Dez da noite, e faz ainda um calor sufocante. O chão transpira o calor retido durante o dia.
Tenta seguir a custo. As ruas estão prenhas de gente. Comemora-se a festa anual do Santo da cidade. Haverá um número ínfimo de fiéis assíduos no salão frio da igreja.
Mas, pelo menos uma vez por ano, o Santo é pretexto para comes e bebes, concertos, venda de artesanato e algum desvario sexual.
Coloca-se na fila das farturas.
Enquanto espera, lembra-se dos fins de semana da infância, no Alentejo fronteiriço na aldeia onde nasceram os avós. Uma aldeia pequena, com pouco mais de mil habitantes e que tem a proeza de no largo ter dez tabernas, só no largo, outras há espalhadas e todas conseguem dar o pão nosso de cada dia aos seus proprietários!
Lembra-se de uma manhã chuvosa e fria. Levantara-se por volta das nove horas e a avó dera-lhe quinhentos escudos para comprar farturas. Trouxe um saco cheio, hoje a unidade custa um euro!

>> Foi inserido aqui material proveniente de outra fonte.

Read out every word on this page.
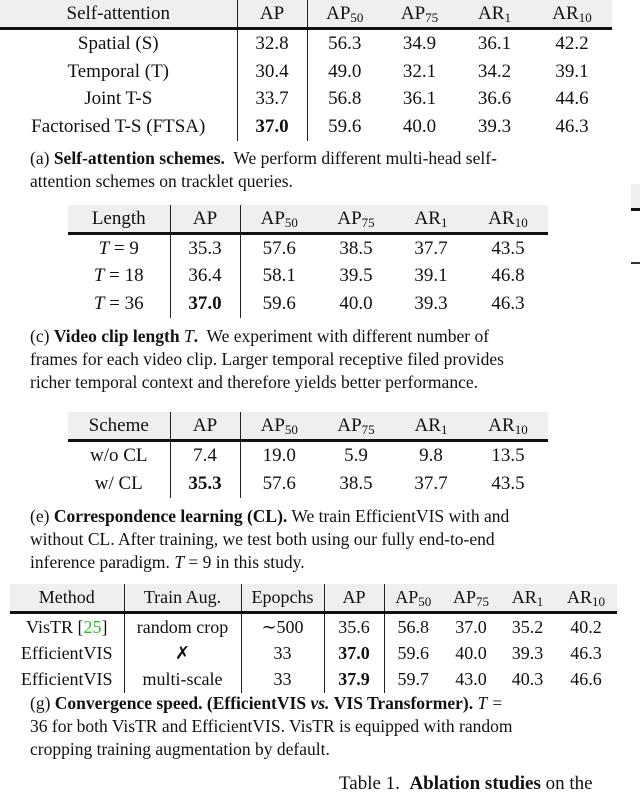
Self-attention	AP	$AP_{50}$	$AP_{75}$	$AR_1$	$AR_{10}$
Spatial (S)	32.8	56.3	34.9	36.1	42.2
Temporal (T)	30.4	49.0	32.1	34.2	39.1
Joint T-S	33.7	56.8	36.1	36.6	44.6
Factorised T-S (FTSA)	37.0	59.6	40.0	39.3	46.3
(a) Self-attention schemes. We perform different multi-head self-
attention schemes on tracklet queries.
Length	AP	$AP_{50}$	$AP_{75}$	$AR_1$	$AR_{10}$
T = 9	35.3	57.6	38.5	37.7	43.5
T = 18	36.4	58.1	39.5	39.1	46.8
T = 36	37.0	59.6	40.0	39.3	46.3
(c) Video clip length T. We experiment with different number of
frames for each video clip. Larger temporal receptive filed provides
richer temporal context and therefore yields better performance.
Scheme	AP	$AP_{50}$	$AP_{75}$	$AR_1$	$AR_{10}$
w/o CL	7.4	19.0	5.9	9.8	13.5
w/ CL	35.3	57.6	38.5	37.7	43.5
(e) Correspondence learning (CL). We train EfficientVIS with and
without CL. After training, we test both using our fully end-to-end
inference paradigm. T = 9 in this study.
Method	Train Aug.	Epopchs	AP	$AP_{50}$	$AP_{75}$	$AR_1$	$AR_{10}$
VisTR [25]	random crop	∼500	35.6	56.8	37.0	35.2	40.2
EfficientVIS	✗	33	37.0	59.6	40.0	39.3	46.3
EfficientVIS	multi-scale	33	37.9	59.7	43.0	40.3	46.6
(g) Convergence speed. (EfficientVIS vs. VIS Transformer). T =
36 for both VisTR and EfficientVIS. VisTR is equipped with random
cropping training augmentation by default.
Table 1. Ablation studies on the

Nunca as farturas lhe souberam tão bem, juntamente com uma caneca de café. Naquela aldeia, perdida entre Espanha e o Guadiana e o resto de Portugal.
Na altura o Alentejo era uma maçada. Demasiado frio no Inverno, angustiantemente quente no verão, e com o Pai, de verão e inverno, a lançar a âncora naquela aldeia.
Hoje é da cidade que está farto, farto dos carros na estrada e em cima dos passeios, fartos das pessoas que não sabem sorrir e que só querem saber da vida dos outros para a quadrilhice, da ausência de espaços verdes e da incoerência humana que nos tempos de lazer preenche os centros comerciais. Quer faça frio, quer faça calor.
Aos cinquenta e cinco anos apetece-lhe fugir para o Alentejo. A pré-reforma, ainda que curta, dar-lhe.á o suficiente para ele, e um quintal e uma pequena horta dar-lhe-ão mais alguma folga à carteira.
Um ano depois, numa noite mais quente que esta, numa festa associada a outro Santo, pensará na vida que levava na cidade, ao comprar uma fartura, numa aldeia alentejana.
"Uma fartura e meia dúzia de churros, se fizer favor."